There may come a point, however, when a writer is required to step outside of his own mind and paint that picture of the place he is writing about.
“In an age so fixed on the selfie, it’s difficult for people to just look at something,” Sexton said. “Perhaps poetry that says ‘look at this’ is more important than we think.”
“I couldn’t shut my eyes and write a poem,” he continued. “I’m far more attached to the world. My poems come from my experience, something I’ve walked through.”
Sexton encouraged others to have such experiences, but poetry will not be everyone’s way of keeping records, he said.

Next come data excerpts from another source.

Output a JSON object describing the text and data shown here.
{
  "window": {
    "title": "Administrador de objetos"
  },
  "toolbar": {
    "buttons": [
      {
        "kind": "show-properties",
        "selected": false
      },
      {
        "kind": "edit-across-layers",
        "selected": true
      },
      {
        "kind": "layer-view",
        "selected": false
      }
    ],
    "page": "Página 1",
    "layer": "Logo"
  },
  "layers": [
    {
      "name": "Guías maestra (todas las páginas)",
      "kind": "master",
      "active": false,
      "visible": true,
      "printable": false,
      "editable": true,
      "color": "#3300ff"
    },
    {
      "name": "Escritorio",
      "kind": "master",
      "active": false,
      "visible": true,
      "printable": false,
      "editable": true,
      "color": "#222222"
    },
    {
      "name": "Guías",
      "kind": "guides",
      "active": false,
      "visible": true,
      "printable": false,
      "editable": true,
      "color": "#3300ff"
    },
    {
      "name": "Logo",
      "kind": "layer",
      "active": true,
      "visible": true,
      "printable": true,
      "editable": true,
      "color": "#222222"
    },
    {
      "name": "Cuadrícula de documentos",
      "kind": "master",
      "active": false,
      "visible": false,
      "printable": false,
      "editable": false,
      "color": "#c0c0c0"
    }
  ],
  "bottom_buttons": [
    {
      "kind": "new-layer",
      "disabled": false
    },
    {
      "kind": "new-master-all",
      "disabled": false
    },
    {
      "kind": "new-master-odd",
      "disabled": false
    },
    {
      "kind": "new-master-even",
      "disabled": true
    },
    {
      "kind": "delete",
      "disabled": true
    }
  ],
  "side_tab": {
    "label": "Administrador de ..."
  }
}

“You can’t make somebody into a writer,” Sexton said. “What you can do is, if there’s something there, you can nurture it.”
Even so, initially “poor” writers have a shot at becoming better, Sexton said.
“I’ve never ever said to someone, ‘you just can’t write,’” he said.
With that in mind, the group broke for lunch and conversation, followed by a few brief remarks delivered by Division of Parks and Outdoor Recreation Deputy Directory Claire LeClair, Park Ranger Amy O’Connor, and Poems in Place Coordinator Wendy Erd.
Ranger O’Connor had a unique, short story to tell about a boy she met at the Alaska State Fair the other day named after the Pass, which shows just how important the place is, and how perfect a place for Sexton’s poem.
“This place means so much to this community that someone named their son Hatcher,” O’Connor said, newly intrigued by the significance of her own “office”: the great outdoors.
After Tim Troll’s poem is placed near Dillingham next weekend, Erd said, Fort Abercrombie in Kodiak and Caine’s Head in Seward are next on the list as sites for poem placement next year.